Guest blogging and reading update

My blog tour is starting to wind down, but there are still a few more stops where you can comment for a chance to win a copy of An Infamous Marriage or the tour grand prize of a $50 gift certificate to your choice of Amazon, Barnes & Noble, or Powell's.

Today, 11/26, I'm at The Maiden's Court.
Tuesday, 11/27 - Everybody Needs A Little Romance
Wednesday, 11/28 - I'll be at fellow Carina author JL Hilton's blog, and she'll be here.
Thursday, 11/29 - Rose Lerner's tumblr
Friday, 11/30 - Romance Writer's Revenge
Next Monday, 12/3 - Novel Reflections

And on the evening of 12/6, I'll announce the winner of the grand prize here on my blog.

In my life as a reader, I'm almost to 100 books for 2012! Here are the latest two:

98) The (Honest) Truth About Dishonesty, by Dan Ariely. Behavioral economist Ariely explores the degree to which people are willing to cheat and why, and what kind of conditions make them more or less honest. Basically, people have competing urges to seek their own advantage and to portray themselves as honest, honorable people--whether as part of their self-image or to the world. A couple of the anecdotes that struck my interest:

1. College students were more likely to cheat on a test as part of a study if someone in the room neutrally dressed or wearing their school's colors and logo visibly cheated or pointed out how easy it was to do so, but less likely than a control group if the cheating person wore a rival school's logo.

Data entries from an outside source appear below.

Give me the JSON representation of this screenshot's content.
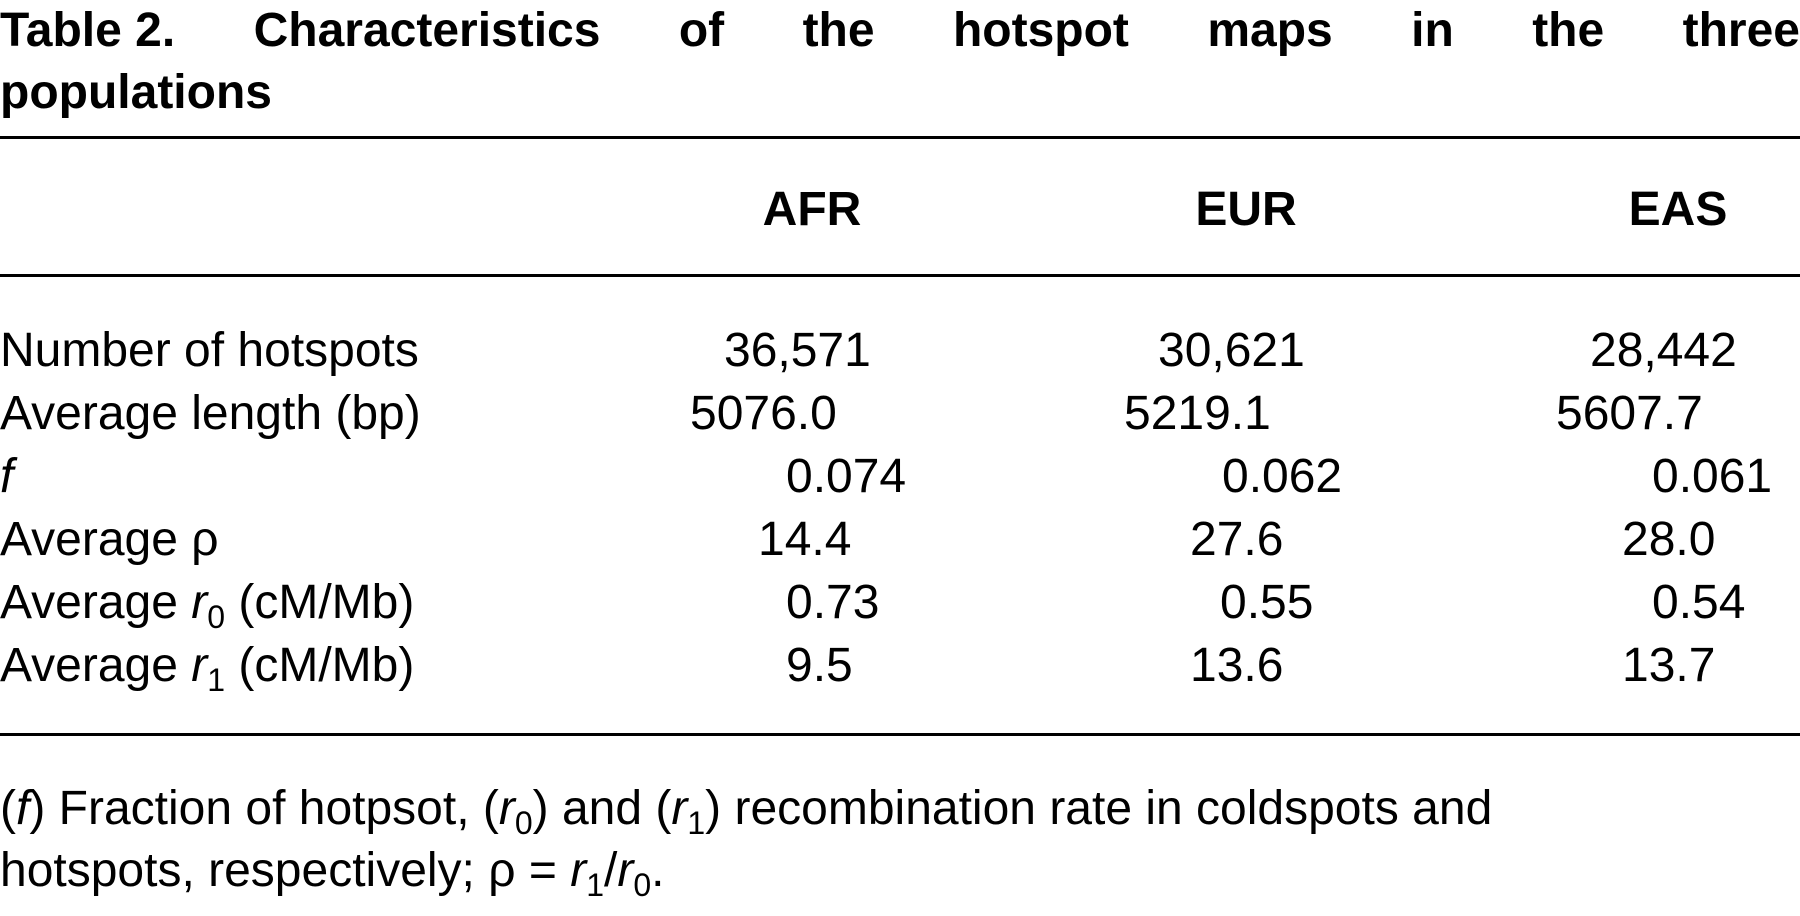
{
  "caption": {
    "label": "Table 2.",
    "title_words_line1": [
      "Characteristics",
      "of",
      "the",
      "hotspot",
      "maps",
      "in",
      "the",
      "three"
    ],
    "title_line2": "populations"
  },
  "table": {
    "columns": [
      "AFR",
      "EUR",
      "EAS"
    ],
    "rows": [
      {
        "label": "Number of hotspots",
        "values": [
          "36,571",
          "30,621",
          "28,442"
        ]
      },
      {
        "label": "Average length (bp)",
        "values": [
          "5076.0",
          "5219.1",
          "5607.7"
        ]
      },
      {
        "label": "f",
        "values": [
          "0.074",
          "0.062",
          "0.061"
        ]
      },
      {
        "label": "Average ρ",
        "values": [
          "14.4",
          "27.6",
          "28.0"
        ]
      },
      {
        "label_prefix": "Average ",
        "label_var": "r",
        "label_sub": "0",
        "label_suffix": " (cM/Mb)",
        "values": [
          "0.73",
          "0.55",
          "0.54"
        ]
      },
      {
        "label_prefix": "Average ",
        "label_var": "r",
        "label_sub": "1",
        "label_suffix": " (cM/Mb)",
        "values": [
          "9.5",
          "13.6",
          "13.7"
        ]
      }
    ]
  },
  "footnote": {
    "line1": {
      "open1": "(",
      "f": "f",
      "text1": ") Fraction of hotpsot, (",
      "r": "r",
      "sub0": "0",
      "text2": ") and (",
      "r2": "r",
      "sub1": "1",
      "text3": ") recombination rate in coldspots and"
    },
    "line2": {
      "text1": "hotspots, respectively; ρ = ",
      "r": "r",
      "sub1": "1",
      "slash": "/",
      "r2": "r",
      "sub0": "0",
      "end": "."
    }
  }
}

2. In a study where a blind and a sighted researcher each asked growers at a farmers market to give them a pound of their best produce, which was then taken off-site to an independent evaluator, the blind researcher was consistently given better produce.

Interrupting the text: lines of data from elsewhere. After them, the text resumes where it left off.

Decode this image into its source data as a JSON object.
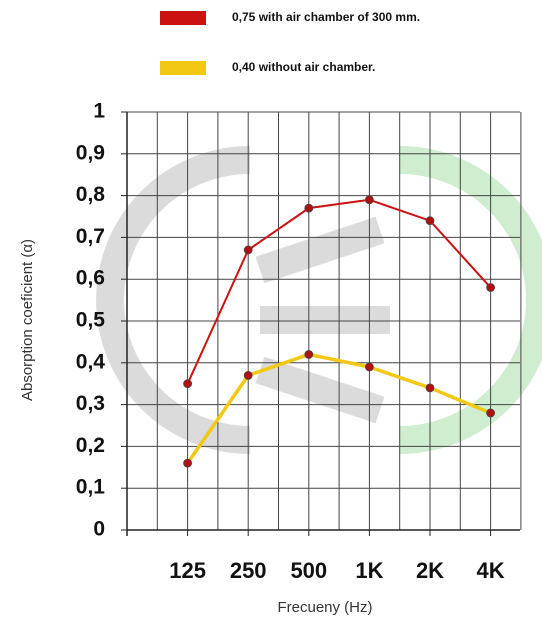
{
  "chart_data": {
    "type": "line",
    "y_label": "Absorption coeficient (α)",
    "x_label": "Frecueny (Hz)",
    "categories": [
      "125",
      "250",
      "500",
      "1K",
      "2K",
      "4K"
    ],
    "series": [
      {
        "name": "0,75 with air chamber of 300 mm.",
        "color": "#cc1111",
        "values": [
          0.35,
          0.67,
          0.77,
          0.79,
          0.74,
          0.58
        ]
      },
      {
        "name": "0,40 without air chamber.",
        "color": "#f2c814",
        "values": [
          0.16,
          0.37,
          0.42,
          0.39,
          0.34,
          0.28
        ]
      }
    ],
    "ylim": [
      0,
      1
    ],
    "yticks": [
      0,
      {
        "value": 0.1,
        "label": "0,1"
      },
      {
        "value": 0.2,
        "label": "0,2"
      },
      {
        "value": 0.3,
        "label": "0,3"
      },
      {
        "value": 0.4,
        "label": "0,4"
      },
      {
        "value": 0.5,
        "label": "0,5"
      },
      {
        "value": 0.6,
        "label": "0,6"
      },
      {
        "value": 0.7,
        "label": "0,7"
      },
      {
        "value": 0.8,
        "label": "0,8"
      },
      {
        "value": 0.9,
        "label": "0,9"
      },
      1
    ],
    "grid": true
  }
}
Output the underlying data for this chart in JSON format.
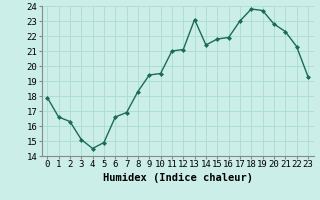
{
  "x": [
    0,
    1,
    2,
    3,
    4,
    5,
    6,
    7,
    8,
    9,
    10,
    11,
    12,
    13,
    14,
    15,
    16,
    17,
    18,
    19,
    20,
    21,
    22,
    23
  ],
  "y": [
    17.9,
    16.6,
    16.3,
    15.1,
    14.5,
    14.9,
    16.6,
    16.9,
    18.3,
    19.4,
    19.5,
    21.0,
    21.1,
    23.1,
    21.4,
    21.8,
    21.9,
    23.0,
    23.8,
    23.7,
    22.8,
    22.3,
    21.3,
    19.3
  ],
  "line_color": "#1a6b5a",
  "marker": "D",
  "marker_size": 2.0,
  "bg_color": "#cceee8",
  "grid_color": "#aaddcc",
  "xlabel": "Humidex (Indice chaleur)",
  "ylim": [
    14,
    24
  ],
  "xlim": [
    -0.5,
    23.5
  ],
  "yticks": [
    14,
    15,
    16,
    17,
    18,
    19,
    20,
    21,
    22,
    23,
    24
  ],
  "xtick_labels": [
    "0",
    "1",
    "2",
    "3",
    "4",
    "5",
    "6",
    "7",
    "8",
    "9",
    "10",
    "11",
    "12",
    "13",
    "14",
    "15",
    "16",
    "17",
    "18",
    "19",
    "20",
    "21",
    "22",
    "23"
  ],
  "xlabel_fontsize": 7.5,
  "tick_fontsize": 6.5,
  "line_width": 1.0
}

99) Redshirts, by John Scalzi. A hilarious, delightfully meta piece of SF where a bunch of ensigns on a starship realize they're characters in a TV show--and a poorly written one, at that.

1 comment:

  1. Dan Ariely's book sounds very interesting -- I read Freakonomics a while back and it's fascinating how studies can link seemingly harmless behavior to large-scale concerns.